This article was published as a part of the Data Science Blogathon

What are Generative Adversarial Networks?

Generative Adversarial Networks (GANs) were developed in 2014 by Ian Goodfellow and his teammates. GAN is basically an approach to generative modeling that generates a new set of data based on training data that look like training data. GANs have two main blocks(two neural networks) which compete with each other and are able to capture, copy, and analyze the variations in a dataset.

The two models are usually called Generator and Discriminator which we will cover in Components on GANs.

GAN let’s break it into separate three parts

• Generative – To learn a generative model, which describes how data is generated in terms of a probabilistic model. In simple words, it explains how data is generated visually.
• Adversarial – The training of the model is done in an adversarial setting.
• Networks – use deep neural networks for training purposes.

The generator network takes random input (typically noise) and generates samples resembling the training data, such as images, text, or audio.

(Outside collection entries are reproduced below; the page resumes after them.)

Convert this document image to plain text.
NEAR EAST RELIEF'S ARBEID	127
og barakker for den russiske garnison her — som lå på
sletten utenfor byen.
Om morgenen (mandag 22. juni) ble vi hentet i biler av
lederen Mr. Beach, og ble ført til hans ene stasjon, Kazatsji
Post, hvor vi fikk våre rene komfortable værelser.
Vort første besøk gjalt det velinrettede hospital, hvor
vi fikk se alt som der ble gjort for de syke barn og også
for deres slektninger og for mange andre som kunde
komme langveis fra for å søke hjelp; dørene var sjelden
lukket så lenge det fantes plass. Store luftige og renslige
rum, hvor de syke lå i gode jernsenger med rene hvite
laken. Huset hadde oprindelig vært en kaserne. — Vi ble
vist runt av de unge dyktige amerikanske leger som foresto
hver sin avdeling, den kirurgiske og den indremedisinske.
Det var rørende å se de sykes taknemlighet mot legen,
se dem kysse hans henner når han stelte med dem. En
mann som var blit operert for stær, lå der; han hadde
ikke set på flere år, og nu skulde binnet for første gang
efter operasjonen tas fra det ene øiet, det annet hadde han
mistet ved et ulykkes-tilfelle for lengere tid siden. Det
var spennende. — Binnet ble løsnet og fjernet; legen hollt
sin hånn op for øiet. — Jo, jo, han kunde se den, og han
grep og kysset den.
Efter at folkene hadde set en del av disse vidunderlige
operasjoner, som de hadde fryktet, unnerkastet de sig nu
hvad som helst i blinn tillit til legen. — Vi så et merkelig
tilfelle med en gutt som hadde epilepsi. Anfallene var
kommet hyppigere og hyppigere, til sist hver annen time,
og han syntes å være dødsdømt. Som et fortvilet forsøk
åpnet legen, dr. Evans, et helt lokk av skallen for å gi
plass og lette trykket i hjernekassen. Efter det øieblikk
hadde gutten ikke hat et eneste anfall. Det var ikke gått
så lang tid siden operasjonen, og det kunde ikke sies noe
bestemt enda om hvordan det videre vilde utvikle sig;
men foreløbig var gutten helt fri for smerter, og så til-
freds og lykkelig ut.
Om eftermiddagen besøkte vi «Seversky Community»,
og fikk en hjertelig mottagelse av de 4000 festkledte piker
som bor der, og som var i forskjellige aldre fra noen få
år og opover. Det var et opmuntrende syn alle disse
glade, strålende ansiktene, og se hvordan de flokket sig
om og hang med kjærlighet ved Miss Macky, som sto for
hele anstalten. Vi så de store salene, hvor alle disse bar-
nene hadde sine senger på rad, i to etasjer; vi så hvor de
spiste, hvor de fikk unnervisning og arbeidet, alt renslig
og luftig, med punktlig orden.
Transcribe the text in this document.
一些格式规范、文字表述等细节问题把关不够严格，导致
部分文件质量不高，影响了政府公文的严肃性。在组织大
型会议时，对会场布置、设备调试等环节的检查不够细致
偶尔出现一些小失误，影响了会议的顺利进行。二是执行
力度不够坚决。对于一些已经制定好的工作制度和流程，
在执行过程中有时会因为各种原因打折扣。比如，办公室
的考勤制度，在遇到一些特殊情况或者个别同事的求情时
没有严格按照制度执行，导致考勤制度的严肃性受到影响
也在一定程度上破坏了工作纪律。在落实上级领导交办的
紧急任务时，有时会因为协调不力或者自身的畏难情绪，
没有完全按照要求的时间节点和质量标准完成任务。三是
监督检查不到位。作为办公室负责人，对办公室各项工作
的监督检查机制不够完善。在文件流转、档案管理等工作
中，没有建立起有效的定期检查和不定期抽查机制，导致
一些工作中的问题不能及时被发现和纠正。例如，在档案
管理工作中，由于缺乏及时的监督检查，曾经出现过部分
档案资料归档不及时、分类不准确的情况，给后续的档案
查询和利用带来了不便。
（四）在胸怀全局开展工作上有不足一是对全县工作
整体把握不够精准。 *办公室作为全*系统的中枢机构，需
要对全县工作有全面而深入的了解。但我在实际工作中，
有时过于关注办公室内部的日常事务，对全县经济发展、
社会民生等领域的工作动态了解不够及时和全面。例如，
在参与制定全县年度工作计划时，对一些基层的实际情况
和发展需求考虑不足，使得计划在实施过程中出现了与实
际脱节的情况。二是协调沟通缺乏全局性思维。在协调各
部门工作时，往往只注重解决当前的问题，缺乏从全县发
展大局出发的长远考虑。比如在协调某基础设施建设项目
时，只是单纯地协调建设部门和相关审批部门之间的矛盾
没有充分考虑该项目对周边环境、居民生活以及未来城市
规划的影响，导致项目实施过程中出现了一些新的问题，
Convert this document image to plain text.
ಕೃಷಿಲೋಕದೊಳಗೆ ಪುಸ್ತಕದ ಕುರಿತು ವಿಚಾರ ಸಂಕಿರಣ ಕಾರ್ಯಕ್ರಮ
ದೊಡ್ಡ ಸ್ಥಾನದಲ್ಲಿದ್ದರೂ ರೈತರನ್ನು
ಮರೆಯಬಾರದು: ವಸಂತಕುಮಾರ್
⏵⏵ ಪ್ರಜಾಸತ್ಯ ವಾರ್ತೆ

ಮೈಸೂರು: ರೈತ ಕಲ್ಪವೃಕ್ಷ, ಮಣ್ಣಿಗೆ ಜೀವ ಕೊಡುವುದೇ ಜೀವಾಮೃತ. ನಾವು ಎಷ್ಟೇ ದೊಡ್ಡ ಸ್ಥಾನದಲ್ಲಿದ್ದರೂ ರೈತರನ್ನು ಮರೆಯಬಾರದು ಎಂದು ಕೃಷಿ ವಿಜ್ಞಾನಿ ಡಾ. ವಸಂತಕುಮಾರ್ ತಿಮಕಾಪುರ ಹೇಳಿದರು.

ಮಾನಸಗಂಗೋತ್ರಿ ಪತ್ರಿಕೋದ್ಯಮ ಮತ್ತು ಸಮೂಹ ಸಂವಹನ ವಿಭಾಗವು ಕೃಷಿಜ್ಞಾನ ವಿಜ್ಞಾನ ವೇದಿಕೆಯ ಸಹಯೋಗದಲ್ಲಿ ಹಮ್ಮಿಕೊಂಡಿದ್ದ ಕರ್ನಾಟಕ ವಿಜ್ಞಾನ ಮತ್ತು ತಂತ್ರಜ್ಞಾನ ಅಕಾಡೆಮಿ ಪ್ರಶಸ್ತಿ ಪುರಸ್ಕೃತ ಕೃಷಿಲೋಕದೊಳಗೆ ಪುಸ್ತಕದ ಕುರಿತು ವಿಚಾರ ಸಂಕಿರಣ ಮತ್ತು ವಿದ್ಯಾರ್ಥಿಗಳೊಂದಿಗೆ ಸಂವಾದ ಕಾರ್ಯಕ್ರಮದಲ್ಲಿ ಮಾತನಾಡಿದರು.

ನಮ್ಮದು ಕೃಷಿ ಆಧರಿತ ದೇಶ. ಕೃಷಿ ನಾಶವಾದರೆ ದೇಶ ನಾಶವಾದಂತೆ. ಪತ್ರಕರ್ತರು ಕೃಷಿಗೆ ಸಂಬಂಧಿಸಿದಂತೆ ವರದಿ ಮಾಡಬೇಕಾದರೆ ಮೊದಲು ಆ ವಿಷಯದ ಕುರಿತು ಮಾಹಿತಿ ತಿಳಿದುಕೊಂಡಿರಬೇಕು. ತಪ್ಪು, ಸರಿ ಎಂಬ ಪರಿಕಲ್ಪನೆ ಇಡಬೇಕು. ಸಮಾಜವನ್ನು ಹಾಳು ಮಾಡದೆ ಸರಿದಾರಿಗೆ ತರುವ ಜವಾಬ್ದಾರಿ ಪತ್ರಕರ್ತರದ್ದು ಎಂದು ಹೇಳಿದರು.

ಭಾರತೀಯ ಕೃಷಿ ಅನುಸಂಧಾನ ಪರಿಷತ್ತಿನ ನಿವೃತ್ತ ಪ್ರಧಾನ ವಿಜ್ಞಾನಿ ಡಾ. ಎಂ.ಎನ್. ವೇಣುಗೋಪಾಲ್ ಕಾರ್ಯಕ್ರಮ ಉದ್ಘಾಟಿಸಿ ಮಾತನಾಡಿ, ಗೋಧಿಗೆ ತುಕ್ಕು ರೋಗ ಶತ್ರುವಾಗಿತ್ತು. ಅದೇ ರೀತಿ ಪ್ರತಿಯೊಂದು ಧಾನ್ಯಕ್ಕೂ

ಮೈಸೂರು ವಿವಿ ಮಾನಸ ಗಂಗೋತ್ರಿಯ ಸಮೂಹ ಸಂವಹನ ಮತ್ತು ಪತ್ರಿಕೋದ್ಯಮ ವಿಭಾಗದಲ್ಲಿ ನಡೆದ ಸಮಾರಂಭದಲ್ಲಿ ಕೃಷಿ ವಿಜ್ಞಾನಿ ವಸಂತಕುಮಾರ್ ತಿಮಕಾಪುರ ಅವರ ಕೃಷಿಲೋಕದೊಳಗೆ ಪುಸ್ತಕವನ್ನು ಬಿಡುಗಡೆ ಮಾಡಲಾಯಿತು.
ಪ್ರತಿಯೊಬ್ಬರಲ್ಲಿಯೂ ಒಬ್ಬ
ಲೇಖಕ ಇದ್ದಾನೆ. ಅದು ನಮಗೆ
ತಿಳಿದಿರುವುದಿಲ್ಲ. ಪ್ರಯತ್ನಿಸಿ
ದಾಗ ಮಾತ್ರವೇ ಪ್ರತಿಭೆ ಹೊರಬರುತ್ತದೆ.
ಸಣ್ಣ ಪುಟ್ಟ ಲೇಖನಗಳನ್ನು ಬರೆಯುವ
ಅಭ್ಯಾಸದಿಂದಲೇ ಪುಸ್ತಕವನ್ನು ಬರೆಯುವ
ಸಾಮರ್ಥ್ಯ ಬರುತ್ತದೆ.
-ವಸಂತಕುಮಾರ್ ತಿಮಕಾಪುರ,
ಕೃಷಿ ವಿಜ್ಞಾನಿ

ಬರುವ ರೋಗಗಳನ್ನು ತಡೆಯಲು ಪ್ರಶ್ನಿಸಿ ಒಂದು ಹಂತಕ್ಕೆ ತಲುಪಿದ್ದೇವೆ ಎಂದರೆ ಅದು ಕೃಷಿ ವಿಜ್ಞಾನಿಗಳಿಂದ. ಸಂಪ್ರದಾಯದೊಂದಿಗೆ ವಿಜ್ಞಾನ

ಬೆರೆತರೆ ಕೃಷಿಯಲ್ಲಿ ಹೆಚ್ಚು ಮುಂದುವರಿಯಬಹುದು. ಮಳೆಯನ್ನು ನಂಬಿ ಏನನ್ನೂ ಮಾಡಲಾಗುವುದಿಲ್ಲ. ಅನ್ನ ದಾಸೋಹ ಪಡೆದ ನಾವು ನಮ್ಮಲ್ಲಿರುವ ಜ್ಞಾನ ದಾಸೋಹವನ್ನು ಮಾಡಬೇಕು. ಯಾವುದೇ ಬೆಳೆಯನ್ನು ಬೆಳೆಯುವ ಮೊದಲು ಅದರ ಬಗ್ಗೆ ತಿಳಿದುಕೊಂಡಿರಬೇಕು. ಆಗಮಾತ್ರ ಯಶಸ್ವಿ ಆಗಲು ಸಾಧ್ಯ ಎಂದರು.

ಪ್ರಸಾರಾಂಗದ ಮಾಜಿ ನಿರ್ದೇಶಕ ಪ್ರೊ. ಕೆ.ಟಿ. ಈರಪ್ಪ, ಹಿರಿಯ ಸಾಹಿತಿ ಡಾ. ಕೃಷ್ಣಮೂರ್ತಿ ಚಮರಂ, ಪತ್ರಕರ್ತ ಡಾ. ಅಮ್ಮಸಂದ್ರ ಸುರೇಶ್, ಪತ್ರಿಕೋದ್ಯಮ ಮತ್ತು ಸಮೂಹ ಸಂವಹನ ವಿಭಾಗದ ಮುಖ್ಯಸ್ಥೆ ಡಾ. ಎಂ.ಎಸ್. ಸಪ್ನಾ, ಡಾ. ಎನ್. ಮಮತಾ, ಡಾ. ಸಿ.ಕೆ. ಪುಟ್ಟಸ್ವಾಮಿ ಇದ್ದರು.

Its goal is to produce samples indistinguishable from real data.

The discriminator network, on the other hand, distinguishes between real and generated samples, classifying real data as real and generated data as fake.

The training process involves an adversarial game where the generator tries to fool the discriminator, and the discriminator aims to improve its ability to distinguish real from generated data.

Over time, the generator becomes better at creating realistic samples, and the discriminator becomes more skilled at identifying them. This process ideally leads to the generator producing high-quality samples that are hard to distinguish from real data.

GAN Techniques have shown impressive results in various domains like image synthesis, text generation, and video generation, enhancing the field of generative modeling and enabling new creative applications in artificial intelligence.

• Generator Network: Takes random input to generate samples resembling training data.
• Discriminator Network: Distinguishes between real and generated samples.
• Adversarial Training: Generator tries to fool the discriminator, and the discriminator improves its distinguishing skills.
• Progression: Generator produces more realistic samples; discriminator becomes better at identifying them.
• Applications: Image synthesis, text generation, video generation, creating deepfakes, enhancing low-resolution images.

Why GANs was Developed?

Machine learning algorithms and neural networks can easily be fooled to misclassify things by adding some amount of noise to data. After adding some amount of noise, the chances of misclassifying the images increase.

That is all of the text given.